No se debe olvidar que hasta el momento el único que pagó por el caso fue el denunciante: Orlando Di Núbila, director de Zona Sanitaria II, quien fue echado por el ministro de Salud Sergio Rodríguez.
"Comenzó a desempeñarse en 2023"
Los diputados que responden a Leandro Zdero remarcaron que la denominada “médica trucha” comenzó a desempeñarse en 2023, antes del inicio de la actual gestión provincial, y señalaron que el Ejecutivo realizó una ampliación inmediata de la denuncia apenas tomó conocimiento de la situación.
"Ojeda comenzó a ejercer en 2023, antes del inicio de la actual gestión de gobierno", dijeron este viernes Gómez y compañía sin precisar fecha exacata. No obstante, lo cierto es que Ojeda siguió trabajando hasta que Di Núbila realizó la denuncia (el 13 de abril de 2026) por los comentarios de sus compañeros que entendían que la mujer no sabía nada de medicina.
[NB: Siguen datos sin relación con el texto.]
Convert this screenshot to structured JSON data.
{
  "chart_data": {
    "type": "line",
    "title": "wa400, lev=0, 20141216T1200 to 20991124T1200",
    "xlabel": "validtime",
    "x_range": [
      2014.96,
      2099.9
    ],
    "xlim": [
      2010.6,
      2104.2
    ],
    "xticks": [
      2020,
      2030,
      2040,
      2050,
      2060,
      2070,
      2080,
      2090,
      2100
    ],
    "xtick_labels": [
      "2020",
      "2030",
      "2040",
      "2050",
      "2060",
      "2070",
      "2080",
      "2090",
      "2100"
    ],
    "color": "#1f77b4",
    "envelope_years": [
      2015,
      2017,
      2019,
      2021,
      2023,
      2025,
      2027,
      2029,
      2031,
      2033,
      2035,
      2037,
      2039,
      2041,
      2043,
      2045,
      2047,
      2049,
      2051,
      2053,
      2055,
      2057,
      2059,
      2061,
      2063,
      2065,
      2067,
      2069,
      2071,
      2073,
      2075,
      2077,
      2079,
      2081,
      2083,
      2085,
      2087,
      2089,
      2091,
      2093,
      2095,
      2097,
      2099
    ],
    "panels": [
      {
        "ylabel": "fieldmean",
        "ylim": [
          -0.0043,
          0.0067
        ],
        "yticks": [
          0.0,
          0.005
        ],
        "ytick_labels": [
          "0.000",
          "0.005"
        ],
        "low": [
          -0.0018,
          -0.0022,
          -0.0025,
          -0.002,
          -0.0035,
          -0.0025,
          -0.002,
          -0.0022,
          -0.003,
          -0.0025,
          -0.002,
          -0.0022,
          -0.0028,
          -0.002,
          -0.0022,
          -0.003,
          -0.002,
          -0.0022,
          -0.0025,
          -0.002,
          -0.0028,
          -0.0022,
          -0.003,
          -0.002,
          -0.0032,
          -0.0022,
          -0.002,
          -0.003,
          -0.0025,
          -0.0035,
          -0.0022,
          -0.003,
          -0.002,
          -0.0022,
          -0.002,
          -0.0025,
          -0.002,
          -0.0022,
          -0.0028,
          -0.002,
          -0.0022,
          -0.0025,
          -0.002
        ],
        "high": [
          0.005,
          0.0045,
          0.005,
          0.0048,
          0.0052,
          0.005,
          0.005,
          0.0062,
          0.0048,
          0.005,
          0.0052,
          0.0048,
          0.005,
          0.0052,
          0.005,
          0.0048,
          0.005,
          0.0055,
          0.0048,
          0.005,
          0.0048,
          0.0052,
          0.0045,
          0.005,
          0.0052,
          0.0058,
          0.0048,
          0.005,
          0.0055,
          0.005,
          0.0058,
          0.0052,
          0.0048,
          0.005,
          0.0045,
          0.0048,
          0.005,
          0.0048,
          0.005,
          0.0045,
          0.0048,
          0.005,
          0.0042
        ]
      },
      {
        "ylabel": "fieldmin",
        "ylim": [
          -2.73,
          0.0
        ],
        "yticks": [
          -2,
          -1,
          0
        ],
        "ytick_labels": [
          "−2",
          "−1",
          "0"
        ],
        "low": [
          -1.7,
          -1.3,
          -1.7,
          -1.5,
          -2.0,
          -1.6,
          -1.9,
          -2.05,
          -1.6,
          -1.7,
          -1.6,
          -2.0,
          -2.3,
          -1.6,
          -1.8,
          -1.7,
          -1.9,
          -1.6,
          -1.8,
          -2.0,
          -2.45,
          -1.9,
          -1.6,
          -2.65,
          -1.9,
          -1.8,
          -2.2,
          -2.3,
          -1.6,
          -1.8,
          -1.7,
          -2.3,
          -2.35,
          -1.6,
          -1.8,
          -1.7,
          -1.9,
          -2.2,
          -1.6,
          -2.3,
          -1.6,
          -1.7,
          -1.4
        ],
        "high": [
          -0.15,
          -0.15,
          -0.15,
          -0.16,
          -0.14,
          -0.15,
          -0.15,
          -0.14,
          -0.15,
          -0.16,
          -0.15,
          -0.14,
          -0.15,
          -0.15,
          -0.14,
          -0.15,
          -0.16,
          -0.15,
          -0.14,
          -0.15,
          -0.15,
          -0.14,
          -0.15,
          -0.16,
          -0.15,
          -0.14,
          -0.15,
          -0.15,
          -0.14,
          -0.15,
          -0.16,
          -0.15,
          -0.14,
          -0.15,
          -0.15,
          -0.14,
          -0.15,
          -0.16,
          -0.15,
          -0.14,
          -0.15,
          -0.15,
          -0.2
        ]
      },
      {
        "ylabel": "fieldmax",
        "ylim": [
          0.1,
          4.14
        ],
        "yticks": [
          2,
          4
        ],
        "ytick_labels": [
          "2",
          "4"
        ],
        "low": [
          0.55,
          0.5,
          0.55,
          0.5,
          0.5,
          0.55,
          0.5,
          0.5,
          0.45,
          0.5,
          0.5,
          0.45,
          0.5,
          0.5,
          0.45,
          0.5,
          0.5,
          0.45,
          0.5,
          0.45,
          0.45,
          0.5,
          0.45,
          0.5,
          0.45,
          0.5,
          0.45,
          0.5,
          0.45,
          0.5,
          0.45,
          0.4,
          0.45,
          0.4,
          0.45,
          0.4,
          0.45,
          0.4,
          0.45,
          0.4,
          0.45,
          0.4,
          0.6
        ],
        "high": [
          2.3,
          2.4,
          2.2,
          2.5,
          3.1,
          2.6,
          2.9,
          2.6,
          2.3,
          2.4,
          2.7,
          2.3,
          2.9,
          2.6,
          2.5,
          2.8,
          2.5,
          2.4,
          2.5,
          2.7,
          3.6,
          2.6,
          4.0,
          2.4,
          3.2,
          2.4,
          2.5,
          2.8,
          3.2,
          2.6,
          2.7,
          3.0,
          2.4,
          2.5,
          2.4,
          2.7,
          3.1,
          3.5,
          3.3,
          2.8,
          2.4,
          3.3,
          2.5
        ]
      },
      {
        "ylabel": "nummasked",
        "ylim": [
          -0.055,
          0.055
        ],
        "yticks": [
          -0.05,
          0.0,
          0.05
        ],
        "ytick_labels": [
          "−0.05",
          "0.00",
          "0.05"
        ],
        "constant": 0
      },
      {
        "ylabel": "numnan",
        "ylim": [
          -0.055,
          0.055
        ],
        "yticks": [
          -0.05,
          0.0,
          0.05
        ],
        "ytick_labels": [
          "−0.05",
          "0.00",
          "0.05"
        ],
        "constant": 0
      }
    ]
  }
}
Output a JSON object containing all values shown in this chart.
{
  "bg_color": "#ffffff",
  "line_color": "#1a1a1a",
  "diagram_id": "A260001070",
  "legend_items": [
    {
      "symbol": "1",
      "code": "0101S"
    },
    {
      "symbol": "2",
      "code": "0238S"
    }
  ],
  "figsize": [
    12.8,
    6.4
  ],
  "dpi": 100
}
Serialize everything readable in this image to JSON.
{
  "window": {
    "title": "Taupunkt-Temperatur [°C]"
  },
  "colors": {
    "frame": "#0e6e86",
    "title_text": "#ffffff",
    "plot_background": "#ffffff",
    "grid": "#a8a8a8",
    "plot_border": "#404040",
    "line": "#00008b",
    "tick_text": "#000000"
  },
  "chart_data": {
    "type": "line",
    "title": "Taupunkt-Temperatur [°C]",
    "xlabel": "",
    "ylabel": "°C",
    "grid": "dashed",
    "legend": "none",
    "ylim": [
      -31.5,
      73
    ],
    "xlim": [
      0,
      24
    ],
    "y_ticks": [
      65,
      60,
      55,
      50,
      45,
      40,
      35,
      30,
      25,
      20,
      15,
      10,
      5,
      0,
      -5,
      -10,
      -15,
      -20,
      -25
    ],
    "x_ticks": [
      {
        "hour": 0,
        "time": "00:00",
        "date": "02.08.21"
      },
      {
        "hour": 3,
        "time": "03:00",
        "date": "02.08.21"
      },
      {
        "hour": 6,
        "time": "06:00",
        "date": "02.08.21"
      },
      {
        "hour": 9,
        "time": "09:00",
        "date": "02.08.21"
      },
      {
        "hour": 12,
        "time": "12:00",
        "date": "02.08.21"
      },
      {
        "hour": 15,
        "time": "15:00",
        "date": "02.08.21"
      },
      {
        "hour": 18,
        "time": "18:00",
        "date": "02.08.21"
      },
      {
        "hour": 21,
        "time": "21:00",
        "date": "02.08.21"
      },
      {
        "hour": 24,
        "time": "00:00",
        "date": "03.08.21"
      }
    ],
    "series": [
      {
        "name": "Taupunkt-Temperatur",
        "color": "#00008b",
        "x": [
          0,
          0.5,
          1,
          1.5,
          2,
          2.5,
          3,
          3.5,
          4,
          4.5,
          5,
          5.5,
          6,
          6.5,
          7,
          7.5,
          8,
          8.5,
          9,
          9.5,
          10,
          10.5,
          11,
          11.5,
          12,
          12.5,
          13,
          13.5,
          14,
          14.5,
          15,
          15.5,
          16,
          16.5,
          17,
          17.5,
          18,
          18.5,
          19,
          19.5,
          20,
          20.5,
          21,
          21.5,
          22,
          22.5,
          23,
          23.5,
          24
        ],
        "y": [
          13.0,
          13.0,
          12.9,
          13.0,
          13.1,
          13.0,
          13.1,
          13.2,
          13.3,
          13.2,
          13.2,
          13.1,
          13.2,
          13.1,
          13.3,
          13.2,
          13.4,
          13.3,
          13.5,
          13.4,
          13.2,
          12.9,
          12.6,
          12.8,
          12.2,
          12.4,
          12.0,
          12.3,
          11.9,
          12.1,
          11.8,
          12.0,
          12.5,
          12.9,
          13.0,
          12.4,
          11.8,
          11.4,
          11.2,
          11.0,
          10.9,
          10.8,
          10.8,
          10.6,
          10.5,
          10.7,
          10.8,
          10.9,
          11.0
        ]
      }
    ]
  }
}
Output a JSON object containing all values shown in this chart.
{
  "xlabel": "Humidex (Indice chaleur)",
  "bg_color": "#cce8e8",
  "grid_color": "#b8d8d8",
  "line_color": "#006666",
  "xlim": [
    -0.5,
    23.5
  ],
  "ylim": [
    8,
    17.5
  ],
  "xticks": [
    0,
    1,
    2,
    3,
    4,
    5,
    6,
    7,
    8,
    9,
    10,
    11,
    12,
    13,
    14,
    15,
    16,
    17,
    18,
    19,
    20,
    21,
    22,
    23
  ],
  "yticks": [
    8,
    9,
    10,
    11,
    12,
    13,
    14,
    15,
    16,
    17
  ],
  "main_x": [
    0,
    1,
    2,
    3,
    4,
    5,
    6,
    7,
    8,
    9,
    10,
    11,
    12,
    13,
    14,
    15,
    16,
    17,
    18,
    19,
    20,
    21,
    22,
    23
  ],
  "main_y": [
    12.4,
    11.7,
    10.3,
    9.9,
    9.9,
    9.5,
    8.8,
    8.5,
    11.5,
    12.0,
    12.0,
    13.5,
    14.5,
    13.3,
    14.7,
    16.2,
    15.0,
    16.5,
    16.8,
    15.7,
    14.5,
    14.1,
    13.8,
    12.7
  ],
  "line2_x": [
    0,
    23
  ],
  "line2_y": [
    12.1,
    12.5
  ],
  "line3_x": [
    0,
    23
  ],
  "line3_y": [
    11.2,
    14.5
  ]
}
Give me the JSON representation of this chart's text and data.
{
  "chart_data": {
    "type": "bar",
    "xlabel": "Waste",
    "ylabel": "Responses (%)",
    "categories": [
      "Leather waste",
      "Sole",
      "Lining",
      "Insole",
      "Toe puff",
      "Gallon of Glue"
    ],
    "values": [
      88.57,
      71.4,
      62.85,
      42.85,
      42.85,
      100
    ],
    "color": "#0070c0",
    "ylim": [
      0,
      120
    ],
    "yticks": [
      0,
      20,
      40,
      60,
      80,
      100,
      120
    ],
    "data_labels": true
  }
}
Ojeda fue detenida en Buenos Aires y está siendo trasladada hacia territorio chaqueño para quedar a disposición de la Justicia (llega este sábado 9). La causa investiga presuntos delitos vinculados a usurpación de títulos, ejercicio ilegal de la medicina y posibles responsabilidades administrativas y políticas.
Desde el oficialismo sostuvieron que el objetivo es “esclarecer completamente los hechos” y pidieron que la investigación incluya todas las irregularidades previas vinculadas al sistema sanitario provincial.
En medio del escándalo, desde Chaco Puede recordaron el caso de Ariel Rodríguez, denunciado entre 2022 y 2023 por ejercer como médico sin matrícula válida en distintas localidades del interior provincial.
Según señalaron, Rodríguez habría utilizado la identidad y credenciales de otro profesional para atender pacientes y emitir recetas médicas durante meses. El caso generó múltiples denuncias públicas y judiciales, aunque aseguran que “no hubo respuestas concretas ni sanciones ejemplares”.
Además, los legisladores deslizaron posibles responsabilidades políticas y administrativas de funcionarios que, según afirmaron, “habrían ignorado deliberadamente las advertencias”.
El caso amenaza con convertirse en uno de los mayores escándalos sanitarios y políticos del año en Chaco. Mientras la investigación judicial intenta determinar cómo Ojeda logró desempeñarse dentro del sistema de salud, la discusión política se trasladó a la Legislatura y expuso acusaciones cruzadas entre oficialismo y oposición.
Desde distintos sectores reclaman auditorías profundas sobre los mecanismos de control profesional, validación de matrículas y contratación de personal sanitario en hospitales y centros médicos de la provincia.
La investigación continúa y no se descartan nuevas imputaciones.